Women of the Loom
In the rural ares of Morocco, weaving involves the social gathering of women. Berber women sing and chant about times of prosperity and romance and tell tales of superstition and magic as work. Berber women are the main weavers of decorative textiles and are assisted by their daughters or young girls learning the craft.
For these women weaving is an age-old tradition, passed down from generation to generation. A Berber girl traditionally learned the art of weaving from female relatives. It is a skill that commands great respect and prestige. All phases of yarn production - washing, spinning, and dyeing - are done by women in nearly all the various Berber tribes of Morocco. We traveled to the source of Les Nomades de Marrakech's contemporary rugs, otherwise known as Mrirt rugs and met the beautiful, talented Berber women that specialize in art of weaving.

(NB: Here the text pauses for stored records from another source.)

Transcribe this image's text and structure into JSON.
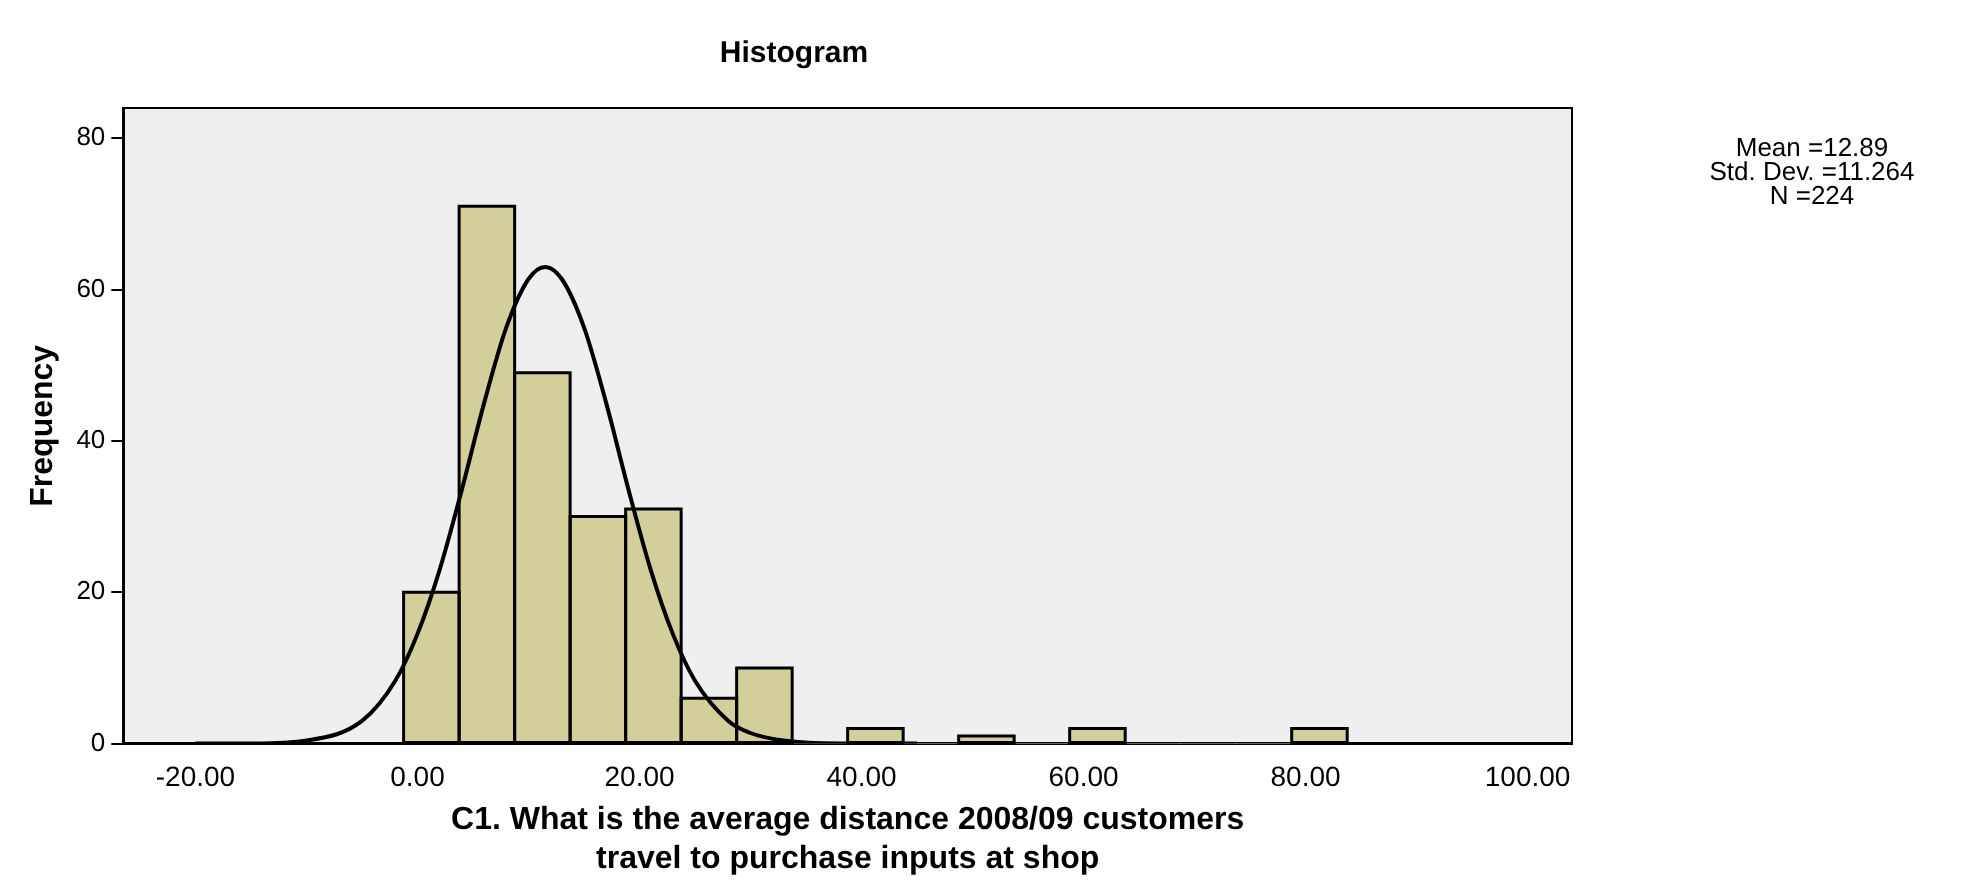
{
  "chart_data": {
    "type": "histogram",
    "title": "Histogram",
    "xlabel": "C1. What is the average distance 2008/09 customers\ntravel to purchase inputs at shop",
    "ylabel": "Frequency",
    "bins": [
      -1.25,
      3.75,
      8.75,
      13.75,
      18.75,
      23.75,
      28.75,
      33.75,
      38.75,
      43.75,
      48.75,
      53.75,
      58.75,
      63.75,
      68.75,
      73.75,
      78.75,
      83.75
    ],
    "values": [
      20,
      71,
      49,
      30,
      31,
      6,
      10,
      0,
      2,
      0,
      1,
      0,
      2,
      0,
      0,
      0,
      2
    ],
    "color": "#d3cf9a",
    "series": [
      {
        "type": "line",
        "color": "#000000",
        "x": [
          -20,
          -15,
          -10,
          -5,
          -2,
          0,
          2,
          4,
          6,
          8,
          10,
          11.5,
          13,
          15,
          17,
          19,
          21,
          23,
          25,
          28,
          30,
          33,
          38,
          45
        ],
        "values": [
          0,
          0,
          0.4,
          3,
          8.3,
          14.5,
          23,
          33.6,
          45,
          55,
          61.4,
          63,
          61.4,
          55,
          45,
          33.6,
          23,
          14.5,
          8.3,
          3,
          1.4,
          0.4,
          0,
          0
        ]
      }
    ],
    "xlim": [
      -26.5,
      104
    ],
    "xticks": [
      {
        "value": -20,
        "label": "-20.00"
      },
      {
        "value": 0,
        "label": "0.00"
      },
      {
        "value": 20,
        "label": "20.00"
      },
      {
        "value": 40,
        "label": "40.00"
      },
      {
        "value": 60,
        "label": "60.00"
      },
      {
        "value": 80,
        "label": "80.00"
      },
      {
        "value": 100,
        "label": "100.00"
      }
    ],
    "ylim": [
      0,
      84
    ],
    "yticks": [
      0,
      20,
      40,
      60,
      80
    ],
    "grid": false,
    "legend": false,
    "annotations": [
      "Mean =12.89",
      "Std. Dev. =11.264",
      "N =224"
    ]
  }
}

The women kneel or sit as they work at looms, taller than they are, that look like bunk bed frames. They weave by hand, working in cooperatives of about 15 to 40, and sometimes one picks up where another leaves off. It usually takes weeks to make a carpet, but for the most involved rugs, it can take months.
Weaving in Morocco is a living thing – it is an ancient art form that is rooted in tradition and tribal boundaries, but not confined by the past. Incredibly, it manages to transcend time, adapting to the modern age and creating new patterns of expression that are now recognized worldwide as part of the Moroccan lexicon of weaving.

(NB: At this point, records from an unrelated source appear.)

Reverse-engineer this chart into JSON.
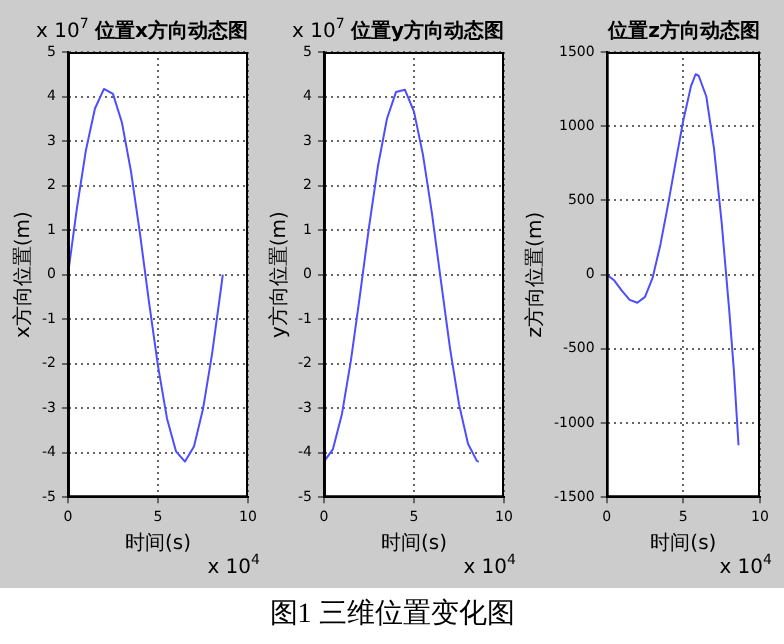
{
  "chart_data": [
    {
      "type": "line",
      "title": "位置x方向动态图",
      "xlabel": "时间(s)",
      "ylabel": "x方向位置(m)",
      "x": [
        0,
        0.5,
        1,
        1.5,
        2,
        2.5,
        3,
        3.5,
        4,
        4.5,
        5,
        5.5,
        6,
        6.5,
        7,
        7.5,
        8,
        8.5,
        8.6
      ],
      "series": [
        {
          "color": "#4d4dff",
          "values": [
            0,
            1.5,
            2.8,
            3.73,
            4.17,
            4.06,
            3.41,
            2.32,
            0.92,
            -0.61,
            -2.05,
            -3.23,
            -3.97,
            -4.2,
            -3.86,
            -3.02,
            -1.79,
            -0.31,
            0
          ]
        }
      ],
      "xlim": [
        0,
        10
      ],
      "xticks": [
        0,
        5,
        10
      ],
      "ylim": [
        -5,
        5
      ],
      "yticks": [
        -5,
        -4,
        -3,
        -2,
        -1,
        0,
        1,
        2,
        3,
        4,
        5
      ],
      "grid": true,
      "legend": false,
      "marker": "none",
      "line_style": "solid",
      "annotations": [
        "x 10$^{7}$",
        "x 10$^{4}$"
      ]
    },
    {
      "type": "line",
      "title": "位置y方向动态图",
      "xlabel": "时间(s)",
      "ylabel": "y方向位置(m)",
      "x": [
        0,
        0.5,
        1,
        1.5,
        2,
        2.5,
        3,
        3.5,
        4,
        4.5,
        5,
        5.5,
        6,
        6.5,
        7,
        7.5,
        8,
        8.5,
        8.6
      ],
      "series": [
        {
          "color": "#4d4dff",
          "values": [
            -4.2,
            -3.92,
            -3.13,
            -1.92,
            -0.46,
            1.06,
            2.44,
            3.5,
            4.1,
            4.15,
            3.66,
            2.69,
            1.37,
            -0.15,
            -1.65,
            -2.91,
            -3.8,
            -4.19,
            -4.2
          ]
        }
      ],
      "xlim": [
        0,
        10
      ],
      "xticks": [
        0,
        5,
        10
      ],
      "ylim": [
        -5,
        5
      ],
      "yticks": [
        -5,
        -4,
        -3,
        -2,
        -1,
        0,
        1,
        2,
        3,
        4,
        5
      ],
      "grid": true,
      "legend": false,
      "marker": "none",
      "line_style": "solid",
      "annotations": [
        "x 10$^{7}$",
        "x 10$^{4}$"
      ]
    },
    {
      "type": "line",
      "title": "位置z方向动态图",
      "xlabel": "时间(s)",
      "ylabel": "z方向位置(m)",
      "x": [
        0,
        0.5,
        1,
        1.5,
        2,
        2.5,
        3,
        3.5,
        4,
        4.5,
        5,
        5.5,
        5.8,
        6,
        6.5,
        7,
        7.5,
        8,
        8.3,
        8.6
      ],
      "series": [
        {
          "color": "#4d4dff",
          "values": [
            0,
            -40,
            -110,
            -170,
            -190,
            -150,
            -20,
            200,
            470,
            760,
            1040,
            1270,
            1350,
            1340,
            1200,
            850,
            350,
            -250,
            -650,
            -1150
          ]
        }
      ],
      "xlim": [
        0,
        10
      ],
      "xticks": [
        0,
        5,
        10
      ],
      "ylim": [
        -1500,
        1500
      ],
      "yticks": [
        -1500,
        -1000,
        -500,
        0,
        500,
        1000,
        1500
      ],
      "grid": true,
      "legend": false,
      "marker": "none",
      "line_style": "solid",
      "annotations": [
        "x 10$^{4}$",
        "图1 三维位置变化图"
      ]
    }
  ]
}
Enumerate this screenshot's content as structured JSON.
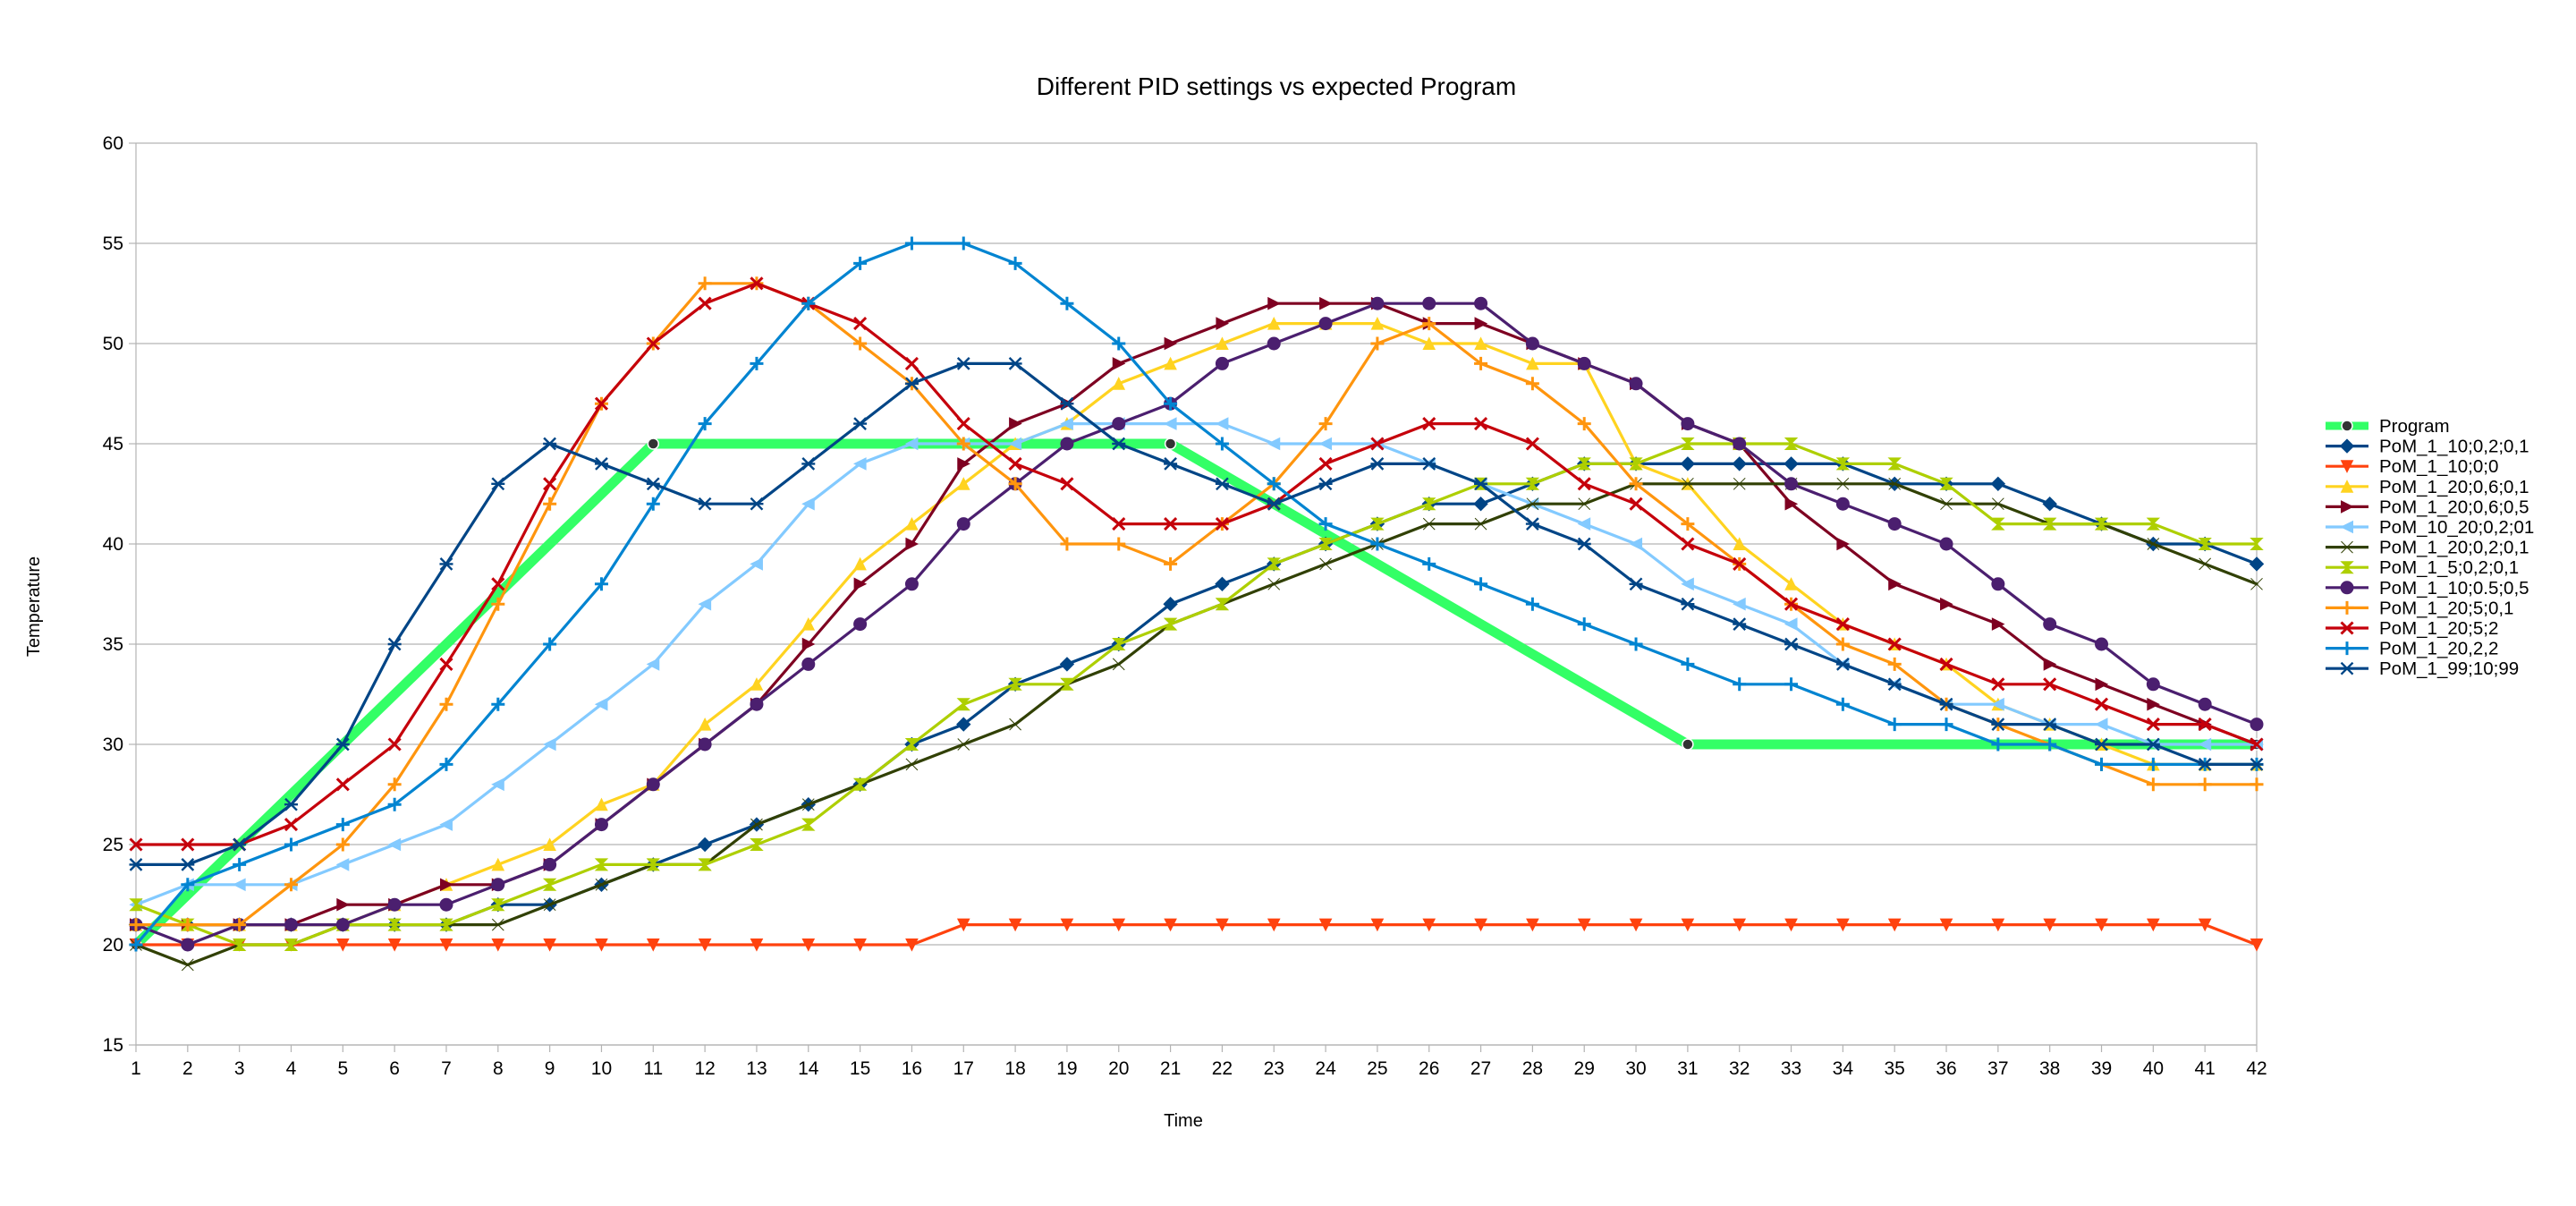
{
  "chart_data": {
    "type": "line",
    "title": "Different PID settings vs expected Program",
    "xlabel": "Time",
    "ylabel": "Temperature",
    "categories": [
      "1",
      "2",
      "3",
      "4",
      "5",
      "6",
      "7",
      "8",
      "9",
      "10",
      "11",
      "12",
      "13",
      "14",
      "15",
      "16",
      "17",
      "18",
      "19",
      "20",
      "21",
      "22",
      "23",
      "24",
      "25",
      "26",
      "27",
      "28",
      "29",
      "30",
      "31",
      "32",
      "33",
      "34",
      "35",
      "36",
      "37",
      "38",
      "39",
      "40",
      "41",
      "42"
    ],
    "ylim": [
      15,
      60
    ],
    "yticks": [
      "15",
      "20",
      "25",
      "30",
      "35",
      "40",
      "45",
      "50",
      "55",
      "60"
    ],
    "grid": "horizontal",
    "legend_position": "right",
    "series": [
      {
        "name": "Program",
        "color": "#33ff66",
        "marker": "dot",
        "width": 11,
        "values": [
          20,
          null,
          null,
          null,
          null,
          null,
          null,
          null,
          null,
          null,
          45,
          null,
          null,
          null,
          null,
          null,
          null,
          null,
          null,
          null,
          45,
          null,
          null,
          null,
          null,
          null,
          null,
          null,
          null,
          null,
          30,
          null,
          null,
          null,
          null,
          null,
          null,
          null,
          null,
          null,
          null,
          30
        ]
      },
      {
        "name": "PoM_1_10;0,2;0,1",
        "color": "#004586",
        "marker": "diamond",
        "values": [
          21,
          21,
          21,
          21,
          21,
          21,
          21,
          22,
          22,
          23,
          24,
          25,
          26,
          27,
          28,
          30,
          31,
          33,
          34,
          35,
          37,
          38,
          39,
          40,
          41,
          42,
          42,
          43,
          44,
          44,
          44,
          44,
          44,
          44,
          43,
          43,
          43,
          42,
          41,
          40,
          40,
          39
        ]
      },
      {
        "name": "PoM_1_10;0;0",
        "color": "#ff420e",
        "marker": "tri-down",
        "values": [
          20,
          20,
          20,
          20,
          20,
          20,
          20,
          20,
          20,
          20,
          20,
          20,
          20,
          20,
          20,
          20,
          21,
          21,
          21,
          21,
          21,
          21,
          21,
          21,
          21,
          21,
          21,
          21,
          21,
          21,
          21,
          21,
          21,
          21,
          21,
          21,
          21,
          21,
          21,
          21,
          21,
          20
        ]
      },
      {
        "name": "PoM_1_20;0,6;0,1",
        "color": "#ffd320",
        "marker": "tri-up",
        "values": [
          21,
          21,
          21,
          21,
          21,
          22,
          23,
          24,
          25,
          27,
          28,
          31,
          33,
          36,
          39,
          41,
          43,
          45,
          46,
          48,
          49,
          50,
          51,
          51,
          51,
          50,
          50,
          49,
          49,
          44,
          43,
          40,
          38,
          36,
          35,
          34,
          32,
          31,
          30,
          29,
          29,
          29
        ]
      },
      {
        "name": "PoM_1_20;0,6;0,5",
        "color": "#7e0021",
        "marker": "tri-right",
        "values": [
          21,
          21,
          21,
          21,
          22,
          22,
          23,
          23,
          24,
          26,
          28,
          30,
          32,
          35,
          38,
          40,
          44,
          46,
          47,
          49,
          50,
          51,
          52,
          52,
          52,
          51,
          51,
          50,
          49,
          48,
          46,
          45,
          42,
          40,
          38,
          37,
          36,
          34,
          33,
          32,
          31,
          30
        ]
      },
      {
        "name": "PoM_10_20;0,2;01",
        "color": "#83caff",
        "marker": "tri-left",
        "values": [
          22,
          23,
          23,
          23,
          24,
          25,
          26,
          28,
          30,
          32,
          34,
          37,
          39,
          42,
          44,
          45,
          45,
          45,
          46,
          46,
          46,
          46,
          45,
          45,
          45,
          44,
          43,
          42,
          41,
          40,
          38,
          37,
          36,
          34,
          33,
          32,
          32,
          31,
          31,
          30,
          30,
          30
        ]
      },
      {
        "name": "PoM_1_20;0,2;0,1",
        "color": "#314004",
        "marker": "bowtie",
        "values": [
          20,
          19,
          20,
          20,
          21,
          21,
          21,
          21,
          22,
          23,
          24,
          24,
          26,
          27,
          28,
          29,
          30,
          31,
          33,
          34,
          36,
          37,
          38,
          39,
          40,
          41,
          41,
          42,
          42,
          43,
          43,
          43,
          43,
          43,
          43,
          42,
          42,
          41,
          41,
          40,
          39,
          38
        ]
      },
      {
        "name": "PoM_1_5;0,2;0,1",
        "color": "#aecf00",
        "marker": "hourglass",
        "values": [
          22,
          21,
          20,
          20,
          21,
          21,
          21,
          22,
          23,
          24,
          24,
          24,
          25,
          26,
          28,
          30,
          32,
          33,
          33,
          35,
          36,
          37,
          39,
          40,
          41,
          42,
          43,
          43,
          44,
          44,
          45,
          45,
          45,
          44,
          44,
          43,
          41,
          41,
          41,
          41,
          40,
          40
        ]
      },
      {
        "name": "PoM_1_10;0.5;0,5",
        "color": "#4b1f6f",
        "marker": "circle",
        "values": [
          21,
          20,
          21,
          21,
          21,
          22,
          22,
          23,
          24,
          26,
          28,
          30,
          32,
          34,
          36,
          38,
          41,
          43,
          45,
          46,
          47,
          49,
          50,
          51,
          52,
          52,
          52,
          50,
          49,
          48,
          46,
          45,
          43,
          42,
          41,
          40,
          38,
          36,
          35,
          33,
          32,
          31
        ]
      },
      {
        "name": "PoM_1_20;5;0,1",
        "color": "#ff950e",
        "marker": "plus",
        "values": [
          21,
          21,
          21,
          23,
          25,
          28,
          32,
          37,
          42,
          47,
          50,
          53,
          53,
          52,
          50,
          48,
          45,
          43,
          40,
          40,
          39,
          41,
          43,
          46,
          50,
          51,
          49,
          48,
          46,
          43,
          41,
          39,
          37,
          35,
          34,
          32,
          31,
          30,
          29,
          28,
          28,
          28
        ]
      },
      {
        "name": "PoM_1_20;5;2",
        "color": "#c5000b",
        "marker": "cross",
        "values": [
          25,
          25,
          25,
          26,
          28,
          30,
          34,
          38,
          43,
          47,
          50,
          52,
          53,
          52,
          51,
          49,
          46,
          44,
          43,
          41,
          41,
          41,
          42,
          44,
          45,
          46,
          46,
          45,
          43,
          42,
          40,
          39,
          37,
          36,
          35,
          34,
          33,
          33,
          32,
          31,
          31,
          30
        ]
      },
      {
        "name": "PoM_1_20,2,2",
        "color": "#0084d1",
        "marker": "plus",
        "values": [
          20,
          23,
          24,
          25,
          26,
          27,
          29,
          32,
          35,
          38,
          42,
          46,
          49,
          52,
          54,
          55,
          55,
          54,
          52,
          50,
          47,
          45,
          43,
          41,
          40,
          39,
          38,
          37,
          36,
          35,
          34,
          33,
          33,
          32,
          31,
          31,
          30,
          30,
          29,
          29,
          29,
          29
        ]
      },
      {
        "name": "PoM_1_99;10;99",
        "color": "#004586",
        "marker": "star",
        "values": [
          24,
          24,
          25,
          27,
          30,
          35,
          39,
          43,
          45,
          44,
          43,
          42,
          42,
          44,
          46,
          48,
          49,
          49,
          47,
          45,
          44,
          43,
          42,
          43,
          44,
          44,
          43,
          41,
          40,
          38,
          37,
          36,
          35,
          34,
          33,
          32,
          31,
          31,
          30,
          30,
          29,
          29
        ]
      }
    ]
  }
}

The weaving loom used to create weaving remains the ultimate symbol of magical protection. It is looked upon as a living things and treated as such. The loom is thought to possess 'barakah.' Barakah is an Arabic term meaning blessing. It's is the attachment of divine goodness to a thing, so if it occurs in something little, it increases it.
During the process of yarn production there is a constant awareness of the spirit world on the part of the weaver. Wool is considered lucky but the weaver must always be on her guard that evil does not enter between the threads during weaving. Mushts, the weaver's hammer combs, have handles carved with designs meant to avert evil. Symbols of these tools are also woven into many Moroccan tribal carpets.
Before beginning to weave, the women will say a quick prayer, 'Bismillah!' (In the name of Allah) to ensure good fortune and presumedly to protect the progress of the rug while it is still in its fragile development period. If the weaver takes all the necessary precautions in remembering the number and combination of threads to produce a design, the finished textile will not only give aesthetic pleasure, but contain power, or barakah. It will act as a 'power shield' against the evil eye and the djoun. The overall design of these textiles can be looked upon as a woven 'net' affording protection against evil forces. Berbers believe that their finished weavings evoke a power capable of protecting not only the weaver and her family, but the textile itself.
Although the majority of rural women in Morocco are illiterate, weaving has survived without textbooks or trade schools for generations. Older women weavers who train the younger, unwed girls have always passed down the skills orally. This transference of knowledge where the young apprentices learn the skills and take the reins is critical for the strength and survival of weaving as a cultural patrimony in Morocco.